TV crews pet and take photos as Capt. Jeff Fobb from the Miami-Dade Fire Rescue's Venom Response Unit, holds a python during the kick-off ceremonies for the Florida Fish and Wildlife Conservation Commission's month-long "Python Challenge" in Davie, Fla. on Saturday, Jan. 12, 2013. The 13-foot reptile was captured in a backyard swimming pool in 2012. (AP Photo/J Pat Carter)
Associated Press Release
MIAMI (AP) -- Florida won't be repeating a public hunt for Burmese pythons in the Everglades.
The state-sponsored Python Challenge attracted roughly 1,600 hunters in January and February and made headlines worldwide. It netted 68 of the invasive snakes, the longest measuring more than 14 feet.

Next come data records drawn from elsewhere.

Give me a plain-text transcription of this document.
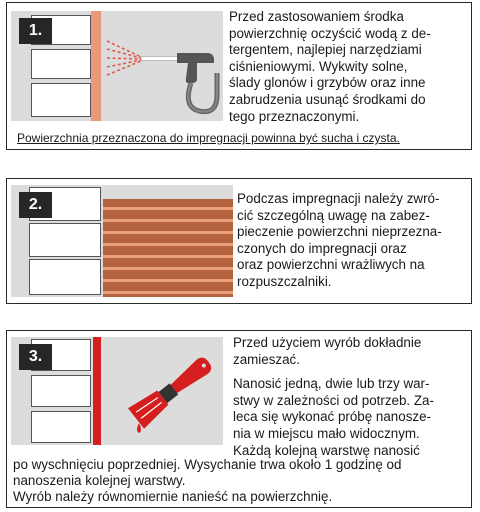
1.

Przed zastosowaniem środka

powierzchnię oczyścić wodą z de-

tergentem, najlepiej narzędziami

ciśnieniowymi. Wykwity solne,

ślady glonów i grzybów oraz inne

zabrudzenia usunąć środkami do

tego przeznaczonymi.

Powierzchnia przeznaczona do impregnacji powinna być sucha i czysta.
2.	Podczas impregnacji należy zwró-

cić szczególną uwagę na zabez-

pieczenie powierzchni nieprzezna-

czonych do impregnacji oraz

oraz powierzchni wrażliwych na

rozpuszczalniki.

3.

Przed użyciem wyrób dokładnie

zamieszać.

Nanosić jedną, dwie lub trzy war-

stwy w zależności od potrzeb. Za-

leca się wykonać próbę nanosze-

nia w miejscu mało widocznym.

Każdą kolejną warstwę nanosić

po wyschnięciu poprzedniej. Wysychanie trwa około 1 godzinę od

nanoszenia kolejnej warstwy.

Wyrób należy równomiernie nanieść na powierzchnię.
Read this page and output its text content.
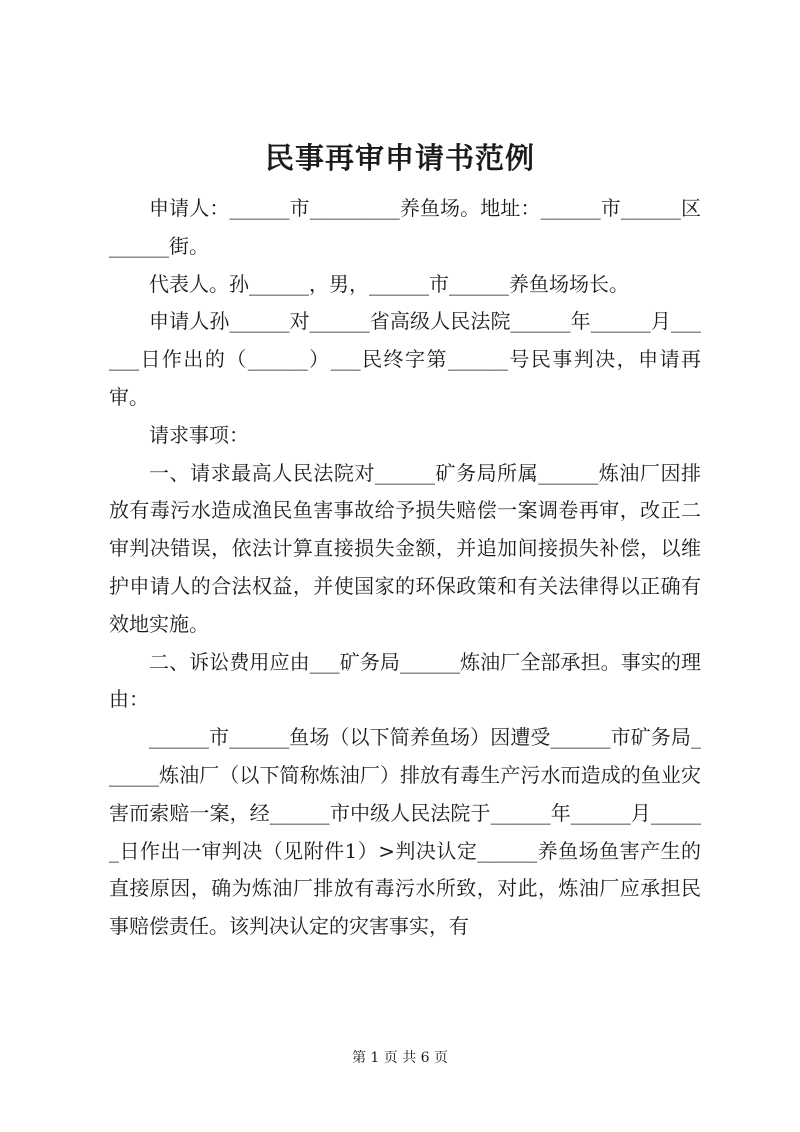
民事再审申请书范例

申请人：______市_________养鱼场。地址：______市______区______街。

代表人。孙______，男，______市______养鱼场场长。

申请人孙______对______省高级人民法院______年______月______日作出的（______）___民终字第______号民事判决，申请再审。

请求事项：

一、请求最高人民法院对______矿务局所属______炼油厂因排放有毒污水造成渔民鱼害事故给予损失赔偿一案调卷再审，改正二审判决错误，依法计算直接损失金额，并追加间接损失补偿，以维护申请人的合法权益，并使国家的环保政策和有关法律得以正确有效地实施。

二、诉讼费用应由___矿务局______炼油厂全部承担。事实的理由：

______市______鱼场（以下简养鱼场）因遭受______市矿务局______炼油厂（以下简称炼油厂）排放有毒生产污水而造成的鱼业灾害而索赔一案，经______市中级人民法院于______年______月______日作出一审判决（见附件1）>判决认定______养鱼场鱼害产生的直接原因，确为炼油厂排放有毒污水所致，对此，炼油厂应承担民事赔偿责任。该判决认定的灾害事实，有

第 1 页 共 6 页
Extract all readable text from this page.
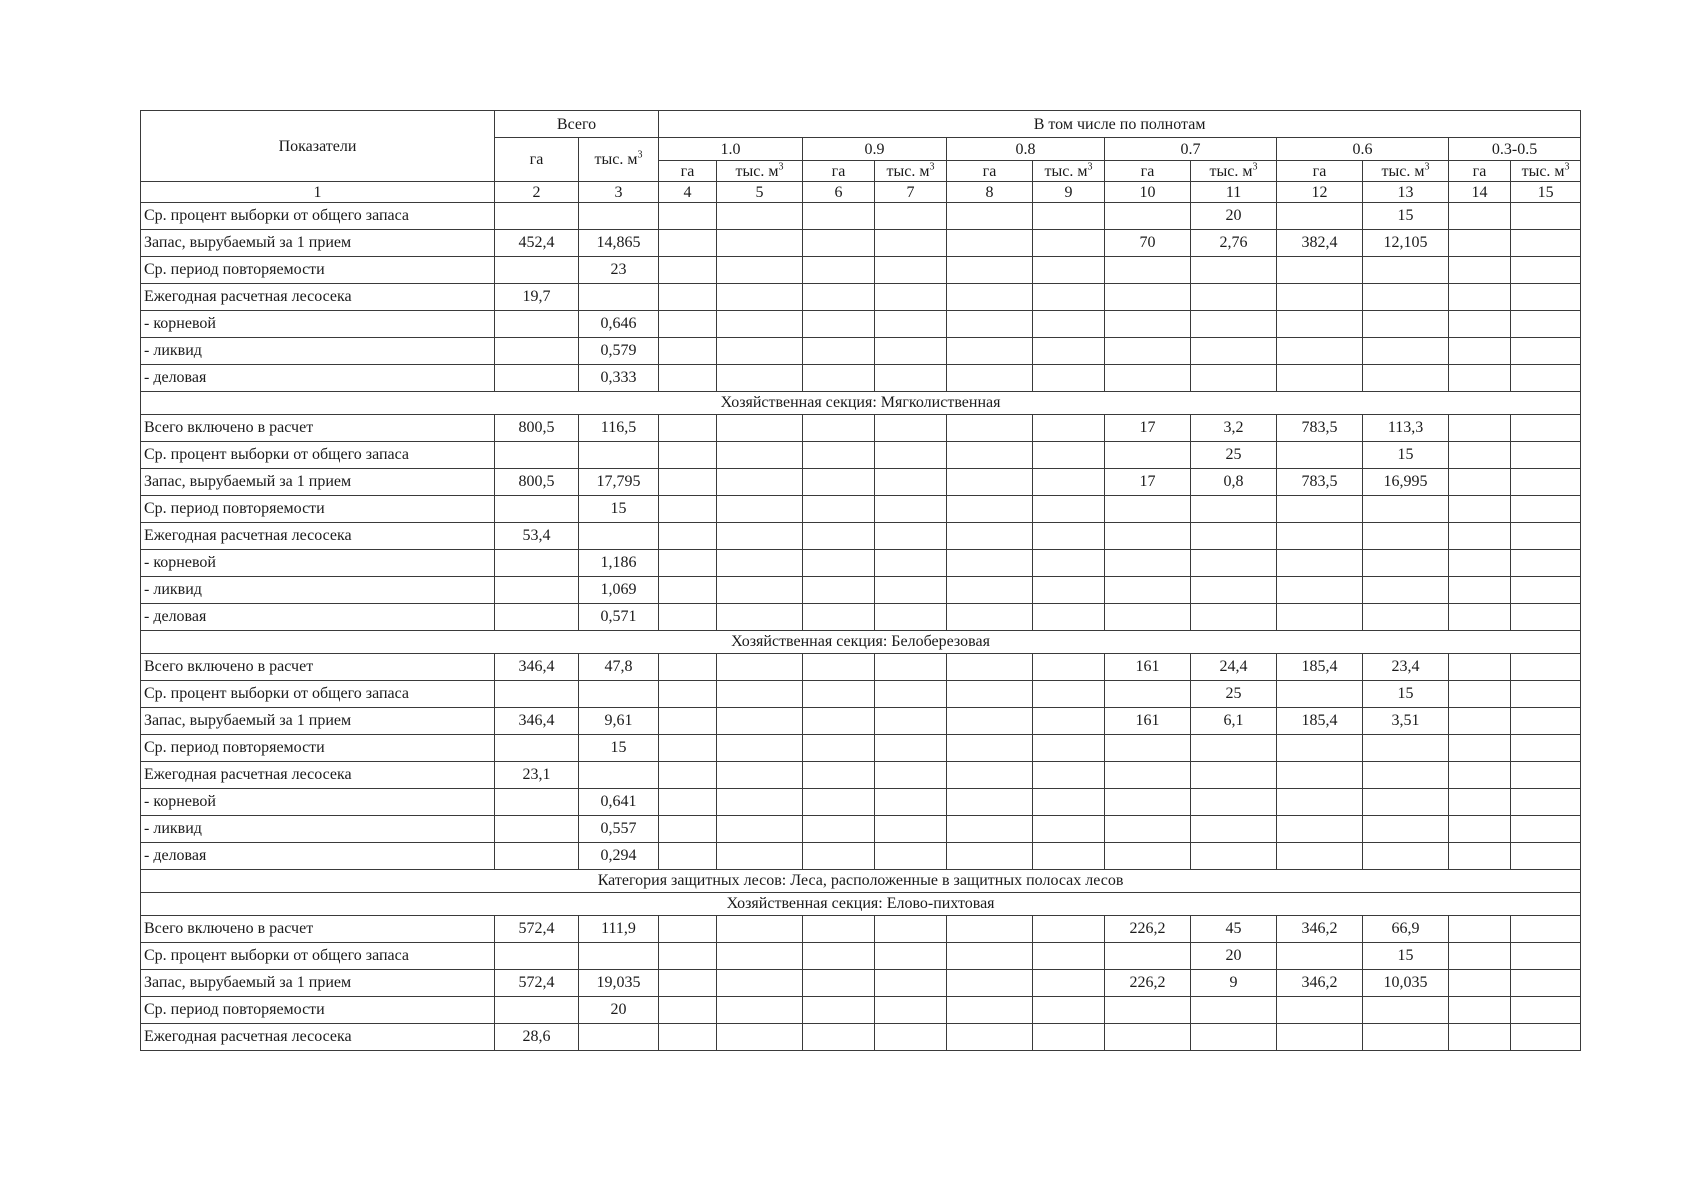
Показатели	Всего		В том числе по полнотам											
	га	тыс. $м^3$	1.0		0.9		0.8		0.7		0.6		0.3-0.5	
			га	тыс. $м^3$	га	тыс. $м^3$	га	тыс. $м^3$	га	тыс. $м^3$	га	тыс. $м^3$	га	тыс. $м^3$
1	2	3	4	5	6	7	8	9	10	11	12	13	14	15
Ср. процент выборки от общего запаса										20		15		
Запас, вырубаемый за 1 прием	452,4	14,865							70	2,76	382,4	12,105		
Ср. период повторяемости		23												
Ежегодная расчетная лесосека	19,7													
- корневой		0,646												
- ликвид		0,579												
- деловая		0,333												
Хозяйственная секция: Мягколиственная														
Всего включено в расчет	800,5	116,5							17	3,2	783,5	113,3		
Ср. процент выборки от общего запаса										25		15		
Запас, вырубаемый за 1 прием	800,5	17,795							17	0,8	783,5	16,995		
Ср. период повторяемости		15												
Ежегодная расчетная лесосека	53,4													
- корневой		1,186												
- ликвид		1,069												
- деловая		0,571												
Хозяйственная секция: Белоберезовая														
Всего включено в расчет	346,4	47,8							161	24,4	185,4	23,4		
Ср. процент выборки от общего запаса										25		15		
Запас, вырубаемый за 1 прием	346,4	9,61							161	6,1	185,4	3,51		
Ср. период повторяемости		15												
Ежегодная расчетная лесосека	23,1													
- корневой		0,641												
- ликвид		0,557												
- деловая		0,294												
Категория защитных лесов: Леса, расположенные в защитных полосах лесов														
Хозяйственная секция: Елово-пихтовая														
Всего включено в расчет	572,4	111,9							226,2	45	346,2	66,9		
Ср. процент выборки от общего запаса										20		15		
Запас, вырубаемый за 1 прием	572,4	19,035							226,2	9	346,2	10,035		
Ср. период повторяемости		20												
Ежегодная расчетная лесосека	28,6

A Florida Fish and Wildlife Conservation Commission spokeswoman said Monday that the hunt met the agency's primary goal of raising awareness about the python problem, and there will not be another hunt next year.
Instead, the state is beefing up established programs that train licensed hunters and people who regularly work in areas known to contain pythons to kill or report exotic snakes.
It's unknown how many pythons live in Florida's Everglades. Researchers say the large snakes are eating native wildlife at an alarming rate.